Data protection: Safe Harbor – Not as safe as it used to be

On 6th October 2015 the European Court of Justice (ECJ) issued its decision on ECJ Case C-362/14 (Maximilian Schrems vs. Data Protection Commissioner) and declared the Commission's US Safe Harbour decision invalid.

The concept for “Safe Harbour” evolved in the European Union after the European Commission’s decision from 2000 (Decision 2000/520/EC), which stated that a U.S. - based companies which has completed a “Safe Harbour” self – certification procedure are considered compliant with the European requirements for personal data protection. Because of such certification the respective US companies has the right to receive personal data from European legal entities or natural persons without further restrictions, even without the need of obtaining approval by the European data protection authorities.
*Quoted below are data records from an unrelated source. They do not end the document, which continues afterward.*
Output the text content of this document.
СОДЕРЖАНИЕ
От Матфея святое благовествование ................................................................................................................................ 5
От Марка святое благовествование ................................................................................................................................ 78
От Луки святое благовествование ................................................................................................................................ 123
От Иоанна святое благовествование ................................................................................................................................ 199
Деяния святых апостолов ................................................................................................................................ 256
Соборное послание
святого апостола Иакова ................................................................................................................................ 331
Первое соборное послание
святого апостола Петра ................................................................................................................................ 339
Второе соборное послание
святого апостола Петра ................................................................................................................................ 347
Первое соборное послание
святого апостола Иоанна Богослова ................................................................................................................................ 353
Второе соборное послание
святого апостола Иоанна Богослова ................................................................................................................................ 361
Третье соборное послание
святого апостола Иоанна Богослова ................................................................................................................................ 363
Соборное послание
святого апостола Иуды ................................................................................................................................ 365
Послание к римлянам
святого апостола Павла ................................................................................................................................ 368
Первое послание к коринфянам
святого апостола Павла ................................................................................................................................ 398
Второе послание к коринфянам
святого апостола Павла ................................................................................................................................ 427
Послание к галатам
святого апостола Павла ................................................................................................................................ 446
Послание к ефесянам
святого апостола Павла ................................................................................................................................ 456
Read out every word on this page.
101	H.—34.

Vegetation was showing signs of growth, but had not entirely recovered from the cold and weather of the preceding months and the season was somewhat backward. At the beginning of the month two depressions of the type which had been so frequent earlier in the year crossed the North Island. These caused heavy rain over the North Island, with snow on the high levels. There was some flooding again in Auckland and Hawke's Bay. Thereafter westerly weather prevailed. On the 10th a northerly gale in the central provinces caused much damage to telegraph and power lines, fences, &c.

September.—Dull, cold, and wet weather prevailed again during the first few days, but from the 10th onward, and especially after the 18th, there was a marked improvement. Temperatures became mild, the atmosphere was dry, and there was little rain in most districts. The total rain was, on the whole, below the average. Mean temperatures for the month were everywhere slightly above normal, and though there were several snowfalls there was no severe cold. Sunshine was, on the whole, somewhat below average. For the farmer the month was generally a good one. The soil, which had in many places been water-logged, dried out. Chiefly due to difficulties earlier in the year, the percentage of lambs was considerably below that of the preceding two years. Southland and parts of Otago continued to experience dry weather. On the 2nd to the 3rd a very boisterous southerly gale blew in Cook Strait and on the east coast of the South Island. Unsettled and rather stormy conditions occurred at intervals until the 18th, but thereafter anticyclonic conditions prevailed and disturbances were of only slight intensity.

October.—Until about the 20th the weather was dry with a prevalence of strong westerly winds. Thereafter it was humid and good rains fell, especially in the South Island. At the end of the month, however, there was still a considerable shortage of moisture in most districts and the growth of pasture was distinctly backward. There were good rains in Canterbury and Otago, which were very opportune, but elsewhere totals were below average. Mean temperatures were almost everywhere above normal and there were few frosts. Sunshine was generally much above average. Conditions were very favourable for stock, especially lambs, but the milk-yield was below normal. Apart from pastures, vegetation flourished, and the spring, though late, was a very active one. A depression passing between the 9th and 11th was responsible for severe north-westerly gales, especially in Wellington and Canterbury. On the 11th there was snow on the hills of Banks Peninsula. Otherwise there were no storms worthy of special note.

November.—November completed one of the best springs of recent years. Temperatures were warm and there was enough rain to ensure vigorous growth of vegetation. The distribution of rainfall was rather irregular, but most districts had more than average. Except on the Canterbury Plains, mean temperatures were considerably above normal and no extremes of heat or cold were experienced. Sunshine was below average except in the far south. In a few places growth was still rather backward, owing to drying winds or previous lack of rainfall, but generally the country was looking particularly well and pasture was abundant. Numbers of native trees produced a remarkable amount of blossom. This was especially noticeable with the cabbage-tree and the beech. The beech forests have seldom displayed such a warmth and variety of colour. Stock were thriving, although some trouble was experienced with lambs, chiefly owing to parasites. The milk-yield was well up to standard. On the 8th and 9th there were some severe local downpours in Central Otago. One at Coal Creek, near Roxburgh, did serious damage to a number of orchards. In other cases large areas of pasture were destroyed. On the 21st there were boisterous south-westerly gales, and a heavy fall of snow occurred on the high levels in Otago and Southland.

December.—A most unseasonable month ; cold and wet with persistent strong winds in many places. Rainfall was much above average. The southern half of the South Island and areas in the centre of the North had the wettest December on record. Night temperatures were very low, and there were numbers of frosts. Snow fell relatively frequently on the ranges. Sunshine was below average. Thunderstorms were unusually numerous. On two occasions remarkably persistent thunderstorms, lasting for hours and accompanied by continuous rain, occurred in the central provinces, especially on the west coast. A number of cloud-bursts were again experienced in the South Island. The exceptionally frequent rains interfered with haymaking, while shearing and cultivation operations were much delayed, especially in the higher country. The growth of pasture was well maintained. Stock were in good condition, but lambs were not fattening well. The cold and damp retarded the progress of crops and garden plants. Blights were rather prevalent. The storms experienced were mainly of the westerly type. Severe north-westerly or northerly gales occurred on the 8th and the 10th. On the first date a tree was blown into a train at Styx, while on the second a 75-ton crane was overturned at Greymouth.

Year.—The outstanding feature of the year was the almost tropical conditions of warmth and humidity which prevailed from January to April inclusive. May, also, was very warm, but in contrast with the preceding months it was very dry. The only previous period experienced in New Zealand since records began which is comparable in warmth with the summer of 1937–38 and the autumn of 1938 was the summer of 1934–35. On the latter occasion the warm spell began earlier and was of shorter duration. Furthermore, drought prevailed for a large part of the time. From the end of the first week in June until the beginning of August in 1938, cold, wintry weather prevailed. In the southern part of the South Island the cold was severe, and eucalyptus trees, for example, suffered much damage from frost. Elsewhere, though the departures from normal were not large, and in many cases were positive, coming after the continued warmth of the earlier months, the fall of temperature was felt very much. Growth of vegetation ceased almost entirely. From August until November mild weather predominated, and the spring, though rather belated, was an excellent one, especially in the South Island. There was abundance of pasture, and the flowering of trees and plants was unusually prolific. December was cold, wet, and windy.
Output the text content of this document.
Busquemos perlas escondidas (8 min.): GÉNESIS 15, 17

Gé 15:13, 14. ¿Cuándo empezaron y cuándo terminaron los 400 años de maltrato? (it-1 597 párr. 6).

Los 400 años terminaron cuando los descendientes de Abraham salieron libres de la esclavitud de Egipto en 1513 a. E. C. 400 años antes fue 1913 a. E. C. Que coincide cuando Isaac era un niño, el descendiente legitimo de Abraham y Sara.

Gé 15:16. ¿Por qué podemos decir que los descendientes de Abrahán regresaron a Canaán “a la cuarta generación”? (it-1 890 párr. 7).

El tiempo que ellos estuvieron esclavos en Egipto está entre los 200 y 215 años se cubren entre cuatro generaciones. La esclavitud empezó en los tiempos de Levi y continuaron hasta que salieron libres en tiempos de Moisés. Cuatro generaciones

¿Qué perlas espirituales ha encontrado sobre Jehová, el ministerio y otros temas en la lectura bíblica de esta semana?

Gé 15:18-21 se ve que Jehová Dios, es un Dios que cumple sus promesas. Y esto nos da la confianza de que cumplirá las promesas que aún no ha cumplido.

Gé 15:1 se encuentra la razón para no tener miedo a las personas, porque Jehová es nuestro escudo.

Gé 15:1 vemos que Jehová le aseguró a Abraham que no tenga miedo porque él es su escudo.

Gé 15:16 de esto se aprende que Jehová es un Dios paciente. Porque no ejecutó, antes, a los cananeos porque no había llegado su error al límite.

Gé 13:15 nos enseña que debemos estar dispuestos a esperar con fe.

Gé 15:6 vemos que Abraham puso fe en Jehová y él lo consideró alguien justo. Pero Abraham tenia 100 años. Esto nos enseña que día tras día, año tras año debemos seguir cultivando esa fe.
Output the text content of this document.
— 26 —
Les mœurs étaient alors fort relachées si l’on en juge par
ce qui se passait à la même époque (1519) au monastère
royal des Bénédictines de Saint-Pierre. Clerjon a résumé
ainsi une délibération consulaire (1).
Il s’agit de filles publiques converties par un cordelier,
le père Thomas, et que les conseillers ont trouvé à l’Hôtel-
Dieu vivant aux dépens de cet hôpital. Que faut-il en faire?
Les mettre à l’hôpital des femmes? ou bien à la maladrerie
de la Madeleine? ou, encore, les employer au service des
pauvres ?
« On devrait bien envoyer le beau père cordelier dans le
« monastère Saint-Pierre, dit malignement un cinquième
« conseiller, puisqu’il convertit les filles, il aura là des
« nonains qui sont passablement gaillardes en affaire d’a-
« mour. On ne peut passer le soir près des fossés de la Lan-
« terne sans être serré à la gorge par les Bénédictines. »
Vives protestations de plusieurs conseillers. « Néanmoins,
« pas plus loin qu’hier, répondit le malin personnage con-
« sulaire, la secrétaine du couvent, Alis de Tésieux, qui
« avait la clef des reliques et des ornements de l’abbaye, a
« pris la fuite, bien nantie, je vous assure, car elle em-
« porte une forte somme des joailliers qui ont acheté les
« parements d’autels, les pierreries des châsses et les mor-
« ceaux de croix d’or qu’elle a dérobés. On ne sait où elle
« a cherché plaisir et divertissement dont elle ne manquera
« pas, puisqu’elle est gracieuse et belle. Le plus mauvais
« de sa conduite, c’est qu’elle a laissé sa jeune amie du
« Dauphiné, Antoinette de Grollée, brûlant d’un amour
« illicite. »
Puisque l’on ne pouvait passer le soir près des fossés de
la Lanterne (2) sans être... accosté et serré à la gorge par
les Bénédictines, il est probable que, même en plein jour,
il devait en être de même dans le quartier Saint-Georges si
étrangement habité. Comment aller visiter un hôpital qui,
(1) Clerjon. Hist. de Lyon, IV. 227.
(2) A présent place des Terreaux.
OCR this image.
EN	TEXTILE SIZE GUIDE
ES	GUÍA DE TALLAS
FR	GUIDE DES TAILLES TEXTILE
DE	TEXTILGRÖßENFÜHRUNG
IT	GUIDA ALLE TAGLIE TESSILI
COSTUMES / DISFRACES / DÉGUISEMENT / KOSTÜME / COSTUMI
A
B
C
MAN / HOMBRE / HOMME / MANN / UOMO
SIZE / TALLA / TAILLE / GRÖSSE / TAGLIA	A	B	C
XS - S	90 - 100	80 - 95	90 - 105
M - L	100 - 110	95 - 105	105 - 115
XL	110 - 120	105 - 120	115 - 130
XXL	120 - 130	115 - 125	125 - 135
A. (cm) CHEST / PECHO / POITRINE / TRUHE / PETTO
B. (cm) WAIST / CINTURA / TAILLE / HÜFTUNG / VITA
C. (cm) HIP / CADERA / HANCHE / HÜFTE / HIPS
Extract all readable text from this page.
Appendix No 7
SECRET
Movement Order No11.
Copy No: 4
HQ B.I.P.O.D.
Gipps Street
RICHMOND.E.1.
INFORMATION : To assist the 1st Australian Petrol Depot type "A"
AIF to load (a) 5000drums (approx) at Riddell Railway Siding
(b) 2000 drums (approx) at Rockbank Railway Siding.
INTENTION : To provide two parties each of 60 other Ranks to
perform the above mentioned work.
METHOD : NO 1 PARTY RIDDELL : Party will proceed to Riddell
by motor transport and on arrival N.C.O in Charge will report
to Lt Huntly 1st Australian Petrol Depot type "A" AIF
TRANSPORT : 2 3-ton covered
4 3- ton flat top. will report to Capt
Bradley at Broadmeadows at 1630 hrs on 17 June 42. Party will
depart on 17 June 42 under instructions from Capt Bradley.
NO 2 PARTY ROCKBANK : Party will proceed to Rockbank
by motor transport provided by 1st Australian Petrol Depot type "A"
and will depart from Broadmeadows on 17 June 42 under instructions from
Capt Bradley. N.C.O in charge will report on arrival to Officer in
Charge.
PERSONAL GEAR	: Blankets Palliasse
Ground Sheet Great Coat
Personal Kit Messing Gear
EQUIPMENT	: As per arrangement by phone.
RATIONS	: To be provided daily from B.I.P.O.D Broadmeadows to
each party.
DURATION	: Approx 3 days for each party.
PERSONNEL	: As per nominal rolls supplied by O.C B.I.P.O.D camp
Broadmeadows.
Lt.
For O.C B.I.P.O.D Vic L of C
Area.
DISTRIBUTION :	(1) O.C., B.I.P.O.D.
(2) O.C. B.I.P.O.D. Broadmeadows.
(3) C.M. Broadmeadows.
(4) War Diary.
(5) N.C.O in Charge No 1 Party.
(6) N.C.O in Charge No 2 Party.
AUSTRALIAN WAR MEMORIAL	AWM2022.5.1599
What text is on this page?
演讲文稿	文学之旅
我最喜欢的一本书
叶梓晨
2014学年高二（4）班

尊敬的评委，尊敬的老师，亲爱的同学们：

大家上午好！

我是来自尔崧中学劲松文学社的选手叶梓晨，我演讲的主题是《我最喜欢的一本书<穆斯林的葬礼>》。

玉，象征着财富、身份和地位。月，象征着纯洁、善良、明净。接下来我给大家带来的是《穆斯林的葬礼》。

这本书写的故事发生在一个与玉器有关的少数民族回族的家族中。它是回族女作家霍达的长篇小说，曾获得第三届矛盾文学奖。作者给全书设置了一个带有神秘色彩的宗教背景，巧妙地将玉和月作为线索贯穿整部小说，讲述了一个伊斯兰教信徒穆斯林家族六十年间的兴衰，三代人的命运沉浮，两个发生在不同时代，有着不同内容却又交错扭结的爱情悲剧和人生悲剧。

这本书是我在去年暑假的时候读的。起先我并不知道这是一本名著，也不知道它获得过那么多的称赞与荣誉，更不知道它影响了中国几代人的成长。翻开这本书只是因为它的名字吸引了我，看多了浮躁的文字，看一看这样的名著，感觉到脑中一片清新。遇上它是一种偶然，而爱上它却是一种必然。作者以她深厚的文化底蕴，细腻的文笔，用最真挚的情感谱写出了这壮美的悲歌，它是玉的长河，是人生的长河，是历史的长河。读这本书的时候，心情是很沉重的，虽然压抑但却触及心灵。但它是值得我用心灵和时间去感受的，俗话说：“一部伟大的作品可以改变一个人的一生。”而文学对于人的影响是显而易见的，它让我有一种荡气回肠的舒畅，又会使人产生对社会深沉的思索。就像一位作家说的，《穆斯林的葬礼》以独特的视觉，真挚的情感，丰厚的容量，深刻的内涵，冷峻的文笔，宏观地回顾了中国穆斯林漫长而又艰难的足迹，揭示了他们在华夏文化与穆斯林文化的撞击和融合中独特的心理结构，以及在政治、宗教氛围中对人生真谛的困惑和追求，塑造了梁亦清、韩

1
Following the ECJ’s decision, the member-state data protection authorities need to examine the third-countries data protection adequacy level despite the presence of decision of the European Commission.

Even before the European court of justice’s decision, the Standard Clauses for transfer of personal data to processors established in third countries (“Standard Clauses”), established by the European Commission were seen as the better alternative of the “Safe Harbour” approach. By virtue of European Commission’s decision as of 5 February 2010, the Standard Clauses are considered as offering adequate safeguards for the purposes of Article 26, para. 2 of Directive 95/46/EC of the Parliament and the Council.

The most recent practice of the Bulgarian Data Protection Commission is in the same direction as well. The Bulgarian regulator requires use of Standard Clauses even when the case involved companies, certified under “Safe Harbour”.